Die Schoko-Diven-Strategie. Überleben im Kulturbetrieb (Jungle World, September 2009)

veröffentlicht in Jungle World (unter dem Übertitel „Der Tag, an dem Lehman Brothers starb“ verfassten mehrere Autoren kurze Kommentare über ihr Leben nach Ausbruch der Finanzkrise),  September 2009

Die Schoko-Diven-Strategie

Immer schon wurde man gelegentlich gebeten, auch ohne Honorar einen Text zu schreiben oder sich unentgeltlich auf ein Podium zu setzen. Das hat schon immer genervt und mich zu der Rückfrage verleitet: Bitten Sie Ihren Zahnarzt, dass er Sie umsonst behandelt? Fragen Sie im Blumenladen, ob Sie den Strauß heute mal einfach so mitnehmen können? Dass die Schrippen aus Kulanz auch mal so rübergereicht werden?

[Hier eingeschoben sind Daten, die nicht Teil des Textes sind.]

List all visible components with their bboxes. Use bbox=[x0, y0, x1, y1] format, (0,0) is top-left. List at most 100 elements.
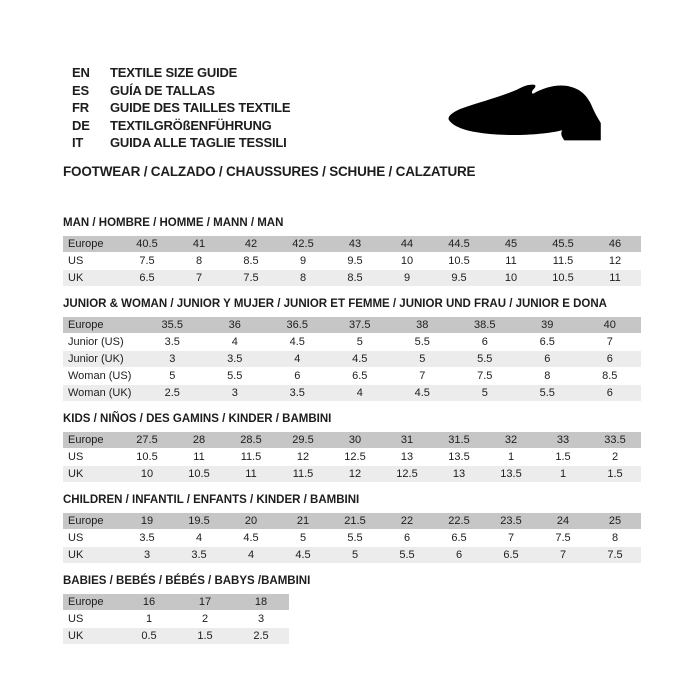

In Zeiten der Krise hat die Ansicht, dass Kultur eine Art kostenloses Luxusgut ist, viele neue Anhänger gewonnen. Vieles muss und sollte man also getrost absagen. Denn hinter den Anfragen stecken nicht nur Soli-Projekte mit unterstützenswertem Hintergrund, gute Freunde oder kleine Klitschen, sondern auch bekannte Institutionen, Magazine oder Zeitungen. Was aber tun bei den Einladungen und Anfragen, die man aus Interesse an der Sache doch annehmen möchte, obwohl sie honorarfrei sind? Da habe ich folgenden Tipp: Ich handele dann immer ein Kakaopaket aus. Das hat noch nie jemand abgelehnt. Der jeweilige Veranstalter oder Redakteur, wie auch immer, muss mir ein Päckchen guter Schokolade oder Pralinen zukommen lassen. Etwas divenhaft belehre ich mein Gegenüber im Vorfeld, was mir auf keinen Fall auf den Tisch kommt: Keine ekelhaften Alkoholpralinen oder Schokolade mit Erdbeer-Joghurt-Füllung. Keine Edelbitterschokolade mit einem Schokoladenanteil, der über 85 Prozent liegt – zu bitter, schmeckt nicht. Niemals Schokolade mit Kaffeebohnensplittern. Und bitte immer etwas, wo das Auge auch mitisst. Es ist mir wirklich egal, ob man meine Wünsche merkwürdig findet oder nicht, Hauptsache, ich bekomme ein ansprechendes Schokoladenpaket. Sonst trete ich nicht auf, sonst schreibe ich nicht. Alles darf man sich schließlich nicht gefallen lassen. Wenn man schon umsonst arbeitet, kann der Andere sich wenigstens ein bisschen Mühe geben und sich Gedanken um den Autor machen. Bisher hat sich noch niemand meinem Wunsch verweigert.

Mail vom 18. August 2009

Liebe Frau Dückers,
sehr gerne erfreuen wir Sie mit einer Auswahl leckerer Schokolade! Kennen Sie die Krämerbrücke in Erfurt? Dort soll es eine der besten Schokoladenmanu­fakturen Deutschlands geben. Da ich öfter in Weimar bin, werde ich mal einen Abstecher nach Erfurt machen. Gibt es Pralinen, die Sie besonders gerne mögen?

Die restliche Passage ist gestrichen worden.